First, the vast majority of mass shooters in our study experienced early childhood trauma and exposure to violence at a young age. The nature of their exposure included parental suicide, physical or sexual abuse, neglect, domestic violence, and/or severe bullying. The trauma was often a precursor to mental health concerns, including depression, anxiety, thought disorders or suicidality.

In Dead End the players and the viewers know that the problem is not poverty—Joel McCrea portrays a character (Dave Connell) who grew up in the same neighborhood as Martin. Connell did not become a criminal. He became an architect but is reduced to odd painting jobs during the Great Depression. His poor childhood did not automatically make him a murderer. In 2019, however, we seem to have become convinced that the problem is not inside us but outside of us. Where the Great Society planners were sure sixty years ago that if only we could win the “War on Poverty,” we could more or less eradicate crime.
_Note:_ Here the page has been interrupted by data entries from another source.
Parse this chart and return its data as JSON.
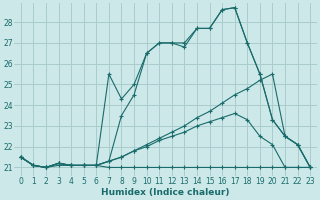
{
  "xlabel": "Humidex (Indice chaleur)",
  "bg_color": "#cce8e8",
  "grid_color": "#aacccc",
  "line_color": "#1a6b6b",
  "xlim": [
    -0.5,
    23.5
  ],
  "ylim": [
    20.6,
    28.9
  ],
  "xticks": [
    0,
    1,
    2,
    3,
    4,
    5,
    6,
    7,
    8,
    9,
    10,
    11,
    12,
    13,
    14,
    15,
    16,
    17,
    18,
    19,
    20,
    21,
    22,
    23
  ],
  "yticks": [
    21,
    22,
    23,
    24,
    25,
    26,
    27,
    28
  ],
  "s1": [
    21.5,
    21.1,
    21.0,
    21.1,
    21.1,
    21.1,
    21.1,
    21.0,
    21.0,
    21.0,
    21.0,
    21.0,
    21.0,
    21.0,
    21.0,
    21.0,
    21.0,
    21.0,
    21.0,
    21.0,
    21.0,
    21.0,
    21.0,
    21.0
  ],
  "s2": [
    21.5,
    21.1,
    21.0,
    21.2,
    21.1,
    21.1,
    21.1,
    21.3,
    23.5,
    24.5,
    26.5,
    27.0,
    27.0,
    26.8,
    27.7,
    27.7,
    28.6,
    28.7,
    27.0,
    25.5,
    23.3,
    22.5,
    22.1,
    21.0
  ],
  "s3": [
    21.5,
    21.1,
    21.0,
    21.2,
    21.1,
    21.1,
    21.1,
    25.5,
    24.3,
    25.0,
    26.5,
    27.0,
    27.0,
    27.0,
    27.7,
    27.7,
    28.6,
    28.7,
    27.0,
    25.5,
    23.3,
    22.5,
    22.1,
    21.0
  ],
  "s4": [
    21.5,
    21.1,
    21.0,
    21.2,
    21.1,
    21.1,
    21.1,
    21.3,
    21.5,
    21.8,
    22.0,
    22.3,
    22.5,
    22.7,
    23.0,
    23.2,
    23.4,
    23.6,
    23.3,
    22.5,
    22.1,
    21.0,
    21.0,
    21.0
  ],
  "s5": [
    21.5,
    21.1,
    21.0,
    21.2,
    21.1,
    21.1,
    21.1,
    21.3,
    21.5,
    21.8,
    22.1,
    22.4,
    22.7,
    23.0,
    23.4,
    23.7,
    24.1,
    24.5,
    24.8,
    25.2,
    25.5,
    22.5,
    22.1,
    21.0
  ]
}
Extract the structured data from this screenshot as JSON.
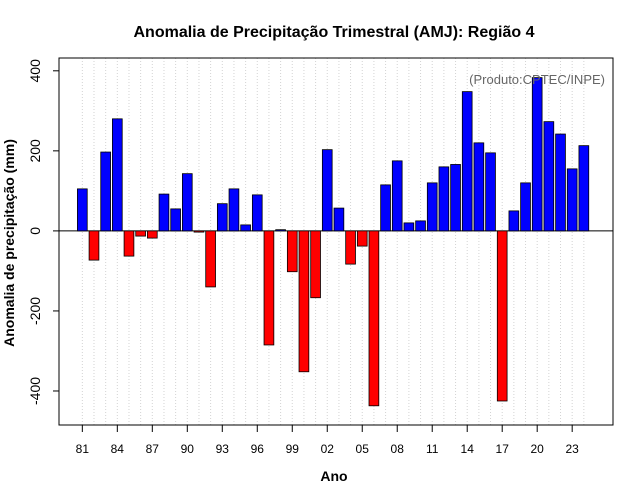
{
  "chart_data": {
    "type": "bar",
    "title": "Anomalia de Precipitação Trimestral (AMJ): Região 4",
    "xlabel": "Ano",
    "ylabel": "Anomalia de precipitação (mm)",
    "annotation": "(Produto:CPTEC/INPE)",
    "ylim": [
      -485,
      432
    ],
    "yticks": [
      400,
      200,
      0,
      -200,
      -400
    ],
    "ytick_labels": [
      "400",
      "200",
      "0",
      "-200",
      "-400"
    ],
    "xtick_labels": [
      "81",
      "84",
      "87",
      "90",
      "93",
      "96",
      "99",
      "02",
      "05",
      "08",
      "11",
      "14",
      "17",
      "20",
      "23"
    ],
    "xtick_years": [
      1981,
      1984,
      1987,
      1990,
      1993,
      1996,
      1999,
      2002,
      2005,
      2008,
      2011,
      2014,
      2017,
      2020,
      2023
    ],
    "grid": true,
    "positive_color": "#0000ff",
    "negative_color": "#ff0000",
    "years": [
      1981,
      1982,
      1983,
      1984,
      1985,
      1986,
      1987,
      1988,
      1989,
      1990,
      1991,
      1992,
      1993,
      1994,
      1995,
      1996,
      1997,
      1998,
      1999,
      2000,
      2001,
      2002,
      2003,
      2004,
      2005,
      2006,
      2007,
      2008,
      2009,
      2010,
      2011,
      2012,
      2013,
      2014,
      2015,
      2016,
      2017,
      2018,
      2019,
      2020,
      2021,
      2022,
      2023,
      2024
    ],
    "values": [
      105,
      -73,
      197,
      280,
      -63,
      -13,
      -18,
      92,
      55,
      143,
      -3,
      -140,
      68,
      105,
      15,
      90,
      -285,
      3,
      -102,
      -352,
      -167,
      203,
      57,
      -83,
      -38,
      -437,
      115,
      175,
      20,
      25,
      120,
      160,
      166,
      348,
      220,
      195,
      -425,
      50,
      120,
      383,
      273,
      242,
      155,
      213
    ]
  }
}
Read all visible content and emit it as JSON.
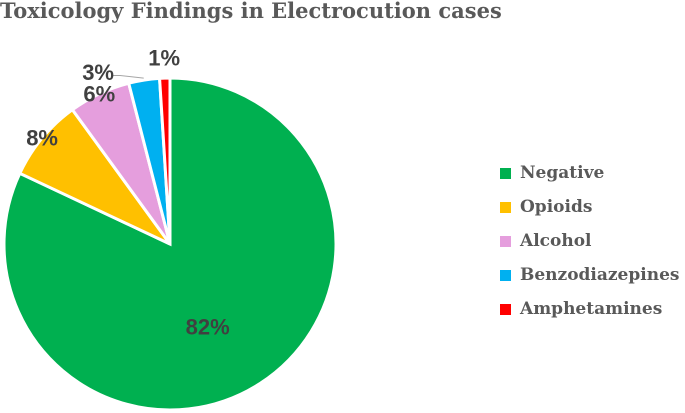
{
  "chart_data": {
    "type": "pie",
    "title": "Toxicology Findings in Electrocution cases",
    "categories": [
      "Negative",
      "Opioids",
      "Alcohol",
      "Benzodiazepines",
      "Amphetamines"
    ],
    "values": [
      82,
      8,
      6,
      3,
      1
    ],
    "data_labels": [
      "82%",
      "8%",
      "6%",
      "3%",
      "1%"
    ],
    "colors": [
      "#00B050",
      "#FFC000",
      "#E59EDD",
      "#00B0F0",
      "#FF0000"
    ],
    "start_angle": "12 o'clock",
    "direction": "clockwise",
    "legend_position": "right"
  }
}
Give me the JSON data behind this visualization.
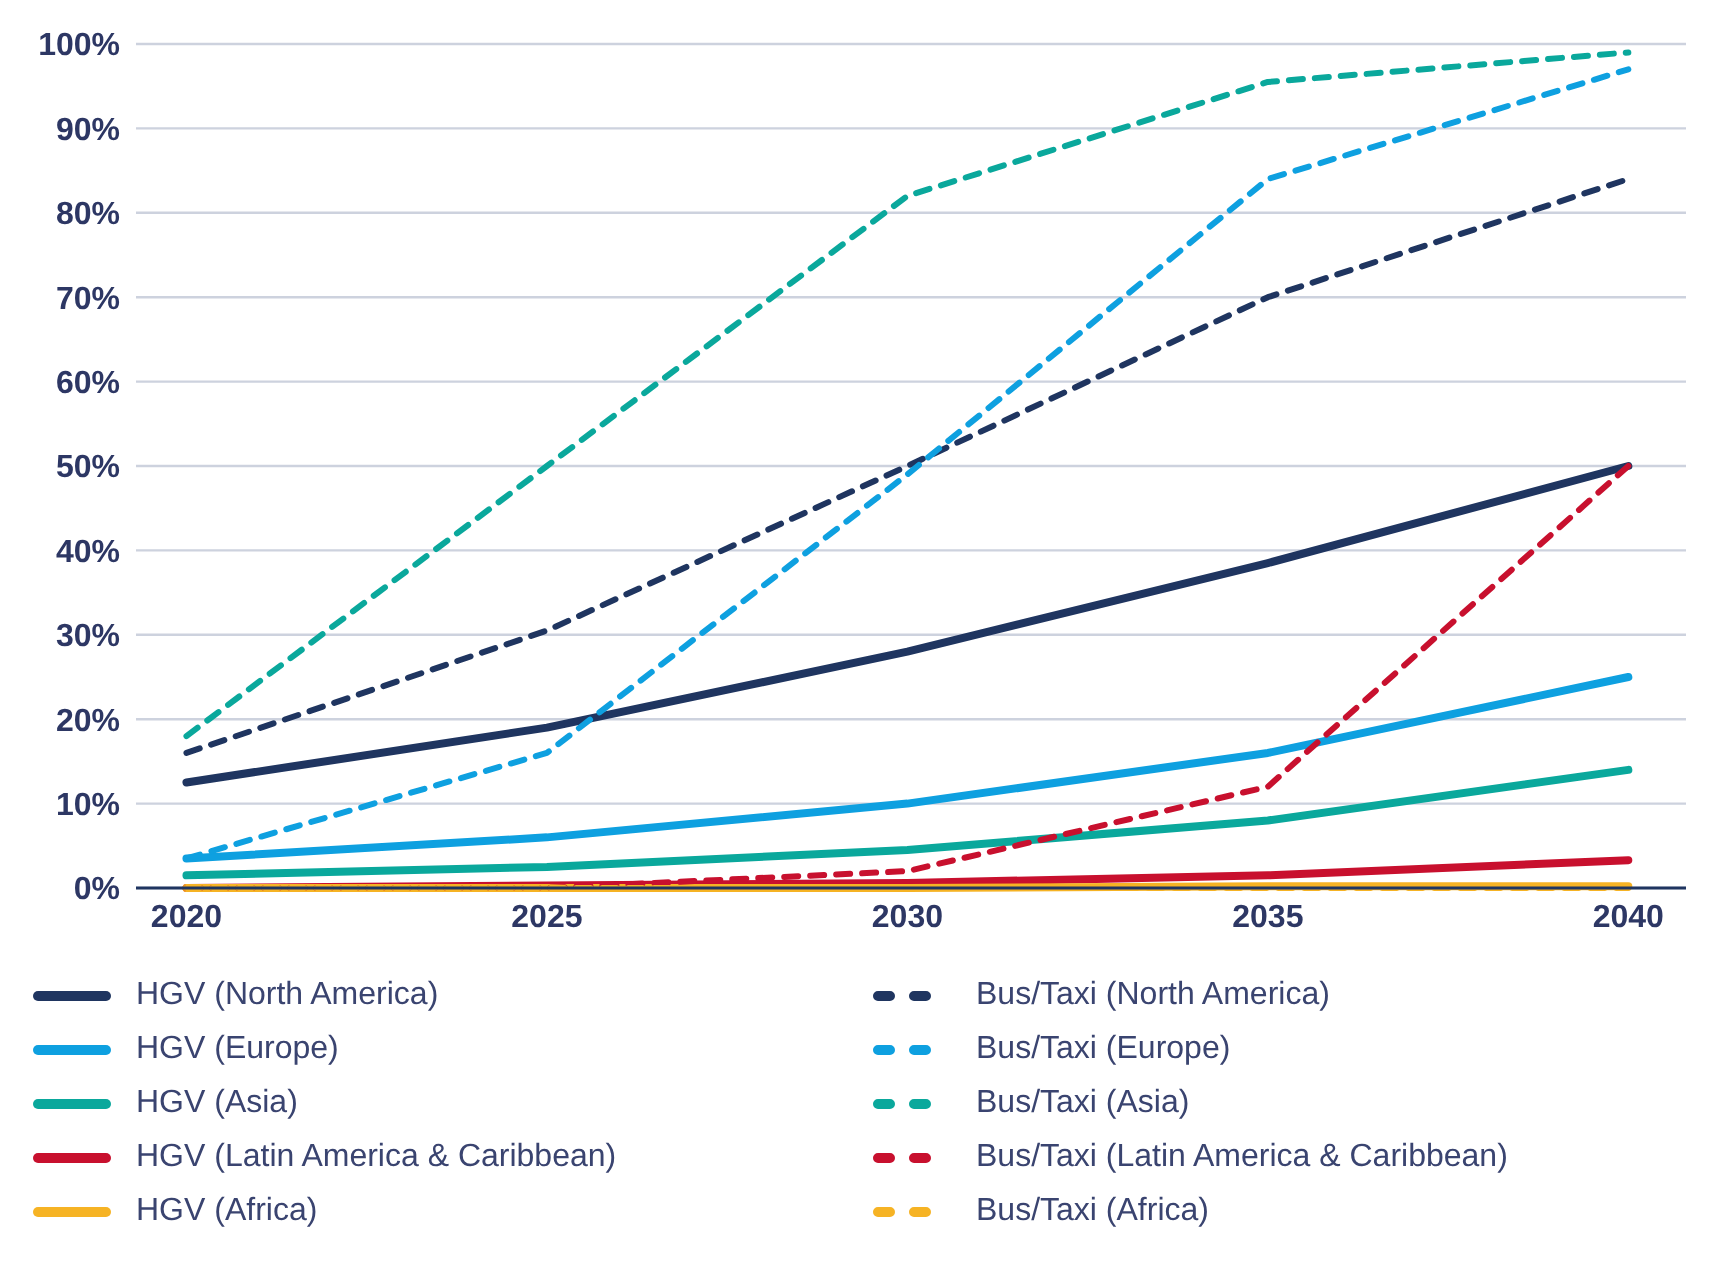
{
  "chart_data": {
    "type": "line",
    "x": [
      2020,
      2025,
      2030,
      2035,
      2040
    ],
    "xlim": [
      2019.3,
      2040.8
    ],
    "xticks": [
      2020,
      2025,
      2030,
      2035,
      2040
    ],
    "ylim": [
      0,
      100
    ],
    "yticks": [
      {
        "value": 0,
        "label": "0%"
      },
      {
        "value": 10,
        "label": "10%"
      },
      {
        "value": 20,
        "label": "20%"
      },
      {
        "value": 30,
        "label": "30%"
      },
      {
        "value": 40,
        "label": "40%"
      },
      {
        "value": 50,
        "label": "50%"
      },
      {
        "value": 60,
        "label": "60%"
      },
      {
        "value": 70,
        "label": "70%"
      },
      {
        "value": 80,
        "label": "80%"
      },
      {
        "value": 90,
        "label": "90%"
      },
      {
        "value": 100,
        "label": "100%"
      }
    ],
    "grid": "y",
    "legend": "bottom",
    "marker": "none",
    "series": [
      {
        "name": "HGV (North America)",
        "color": "#1f3560",
        "line_style": "solid",
        "values": [
          12.5,
          19,
          28,
          38.5,
          50
        ]
      },
      {
        "name": "HGV (Europe)",
        "color": "#0ea0e0",
        "line_style": "solid",
        "values": [
          3.5,
          6,
          10,
          16,
          25
        ]
      },
      {
        "name": "HGV (Asia)",
        "color": "#0aa89c",
        "line_style": "solid",
        "values": [
          1.5,
          2.5,
          4.5,
          8,
          14
        ]
      },
      {
        "name": "HGV (Latin America & Caribbean)",
        "color": "#c8102e",
        "line_style": "solid",
        "values": [
          0,
          0.3,
          0.6,
          1.5,
          3.3
        ]
      },
      {
        "name": "HGV (Africa)",
        "color": "#f6b324",
        "line_style": "solid",
        "values": [
          0,
          0,
          0,
          0.2,
          0.2
        ]
      },
      {
        "name": "Bus/Taxi (North America)",
        "color": "#1f3560",
        "line_style": "dashed",
        "values": [
          16,
          30.5,
          50,
          70,
          84
        ]
      },
      {
        "name": "Bus/Taxi (Europe)",
        "color": "#0ea0e0",
        "line_style": "dashed",
        "values": [
          3.5,
          16,
          49,
          84,
          97
        ]
      },
      {
        "name": "Bus/Taxi (Asia)",
        "color": "#0aa89c",
        "line_style": "dashed",
        "values": [
          18,
          50,
          82,
          95.5,
          99
        ]
      },
      {
        "name": "Bus/Taxi (Latin America & Caribbean)",
        "color": "#c8102e",
        "line_style": "dashed",
        "values": [
          0,
          0,
          2,
          12,
          50
        ]
      },
      {
        "name": "Bus/Taxi (Africa)",
        "color": "#f6b324",
        "line_style": "dashed",
        "values": [
          0,
          0,
          0,
          0,
          0
        ]
      }
    ]
  }
}
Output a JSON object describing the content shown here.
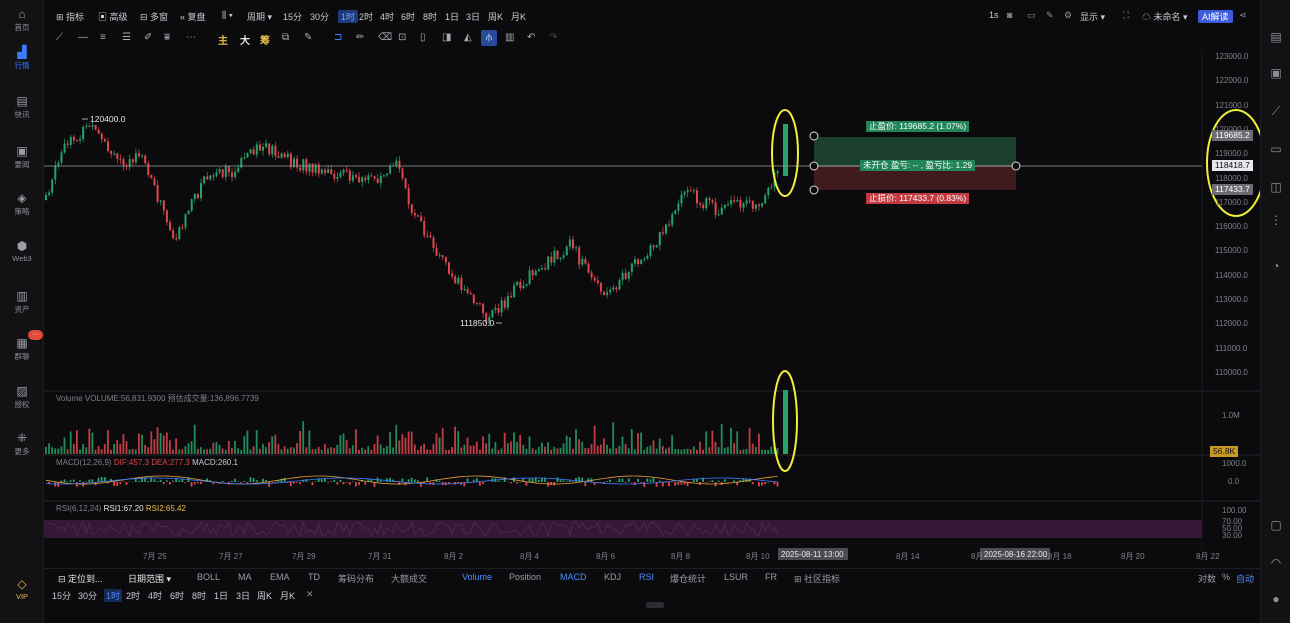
{
  "left_sidebar": {
    "items": [
      {
        "label": "首页",
        "icon": "home-icon"
      },
      {
        "label": "行情",
        "icon": "chart-bar-icon"
      },
      {
        "label": "快讯",
        "icon": "news-icon"
      },
      {
        "label": "要闻",
        "icon": "document-icon"
      },
      {
        "label": "策略",
        "icon": "strategy-icon"
      },
      {
        "label": "Web3",
        "icon": "web3-icon"
      },
      {
        "label": "资产",
        "icon": "wallet-icon"
      },
      {
        "label": "群聊",
        "icon": "chat-icon"
      },
      {
        "label": "授权",
        "icon": "key-icon"
      },
      {
        "label": "更多",
        "icon": "grid-icon"
      }
    ],
    "badge": "···",
    "vip": "VIP"
  },
  "top_bar": {
    "indicators": "指标",
    "advanced": "高级",
    "multi": "多窗",
    "replay": "复盘",
    "period": "周期",
    "timeframes": [
      "15分",
      "30分",
      "1时",
      "2时",
      "4时",
      "6时",
      "8时",
      "1日",
      "3日",
      "周K",
      "月K"
    ],
    "active_tf": "1时",
    "right_1s": "1s",
    "display": "显示",
    "unnamed": "未命名",
    "ai": "AI解读"
  },
  "draw_bar": {
    "main": "主",
    "big": "大",
    "chou": "筹"
  },
  "chart": {
    "price_axis": [
      "123000.0",
      "122000.0",
      "121000.0",
      "120000.0",
      "119000.0",
      "118000.0",
      "117000.0",
      "116000.0",
      "115000.0",
      "114000.0",
      "113000.0",
      "112000.0",
      "111000.0",
      "110000.0"
    ],
    "high_label": "120400.0",
    "low_label": "111850.0",
    "take_profit_label": "止盈价: 119685.2 (1.07%)",
    "position_label": "未开仓 盈亏: -- , 盈亏比: 1.29",
    "stop_loss_label": "止损价: 117433.7 (0.83%)",
    "tag_take_profit": "119685.2",
    "tag_current": "118418.7",
    "tag_stop": "117433.7",
    "volume_label": "Volume  VOLUME:56,831.9300  预估成交量:136,896.7739",
    "volume_axis": "1.0M",
    "volume_tag": "56.8K",
    "macd_label": "MACD(12,26,9)",
    "macd_dif": "DIF:457.3",
    "macd_dea": "DEA:277.3",
    "macd_val": "MACD:260.1",
    "macd_axis": [
      "1000.0",
      "0.0"
    ],
    "rsi_label": "RSI(6,12,24)",
    "rsi1": "RSI1:67.20",
    "rsi2": "RSI2:65.42",
    "rsi_axis": [
      "100.00",
      "70.00",
      "50.00",
      "30.00"
    ],
    "date_labels": [
      "7月 25",
      "7月 27",
      "7月 29",
      "7月 31",
      "8月 2",
      "8月 4",
      "8月 6",
      "8月 8",
      "8月 10",
      "8月 14",
      "8月",
      "8月 18",
      "8月 20",
      "8月 22"
    ],
    "date_tag_1": "2025-08-11 13:00",
    "date_tag_2": "2025-08-16 22:00",
    "colors": {
      "up": "#26a26b",
      "down": "#e0474c",
      "highlight": "#f2ef3a"
    }
  },
  "indicator_bar": {
    "locate": "定位到...",
    "date_range": "日期范围",
    "items": [
      "BOLL",
      "MA",
      "EMA",
      "TD",
      "筹码分布",
      "大额成交"
    ],
    "sub_items": [
      "Volume",
      "Position",
      "MACD",
      "KDJ",
      "RSI",
      "爆仓统计",
      "LSUR",
      "FR"
    ],
    "community": "社区指标",
    "log": "对数",
    "percent": "%",
    "auto": "自动"
  },
  "timeframe_bar": [
    "15分",
    "30分",
    "1时",
    "2时",
    "4时",
    "6时",
    "8时",
    "1日",
    "3日",
    "周K",
    "月K"
  ],
  "timeframe_active": "1时"
}
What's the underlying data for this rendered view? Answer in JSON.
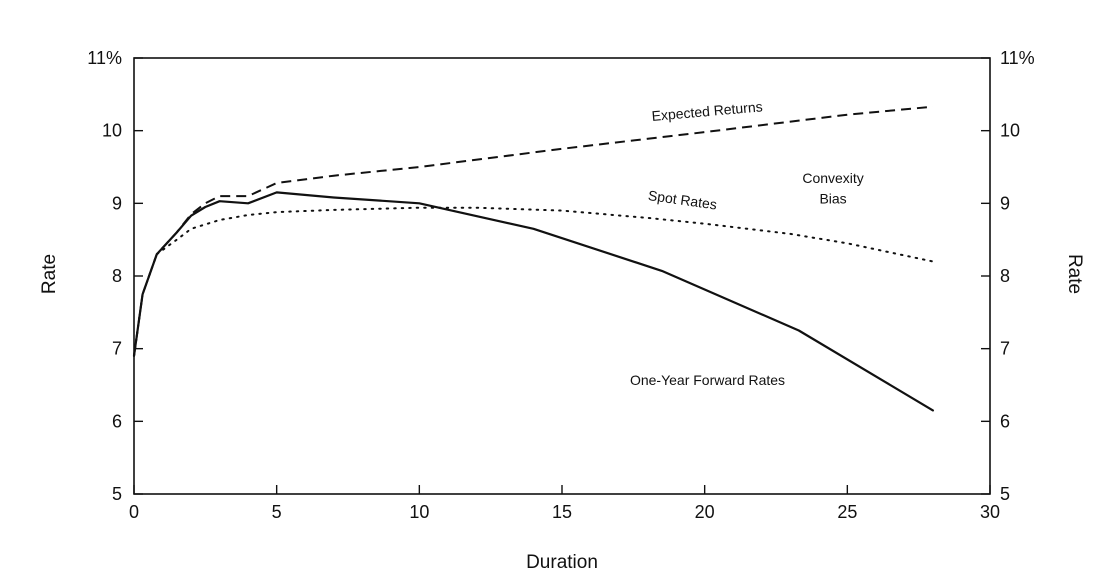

During and just after one of the greatest economic booms in American history, however, violent crime spiked.

In Dead End, the reluctant hero disarms the bad guy and uses the bad guy’s guy to stop him. Today, however, the cultural elites in D. C., Manhattan, and Sacramento are convicted that the gun, not Martin’s soul, is the problem. Our elites do not really believe in the soul much any more. They believe in techniques and especially in law. The problem is that we have more laws today than we have ever had and the human soul is in no better condition than it was when we had fewer laws.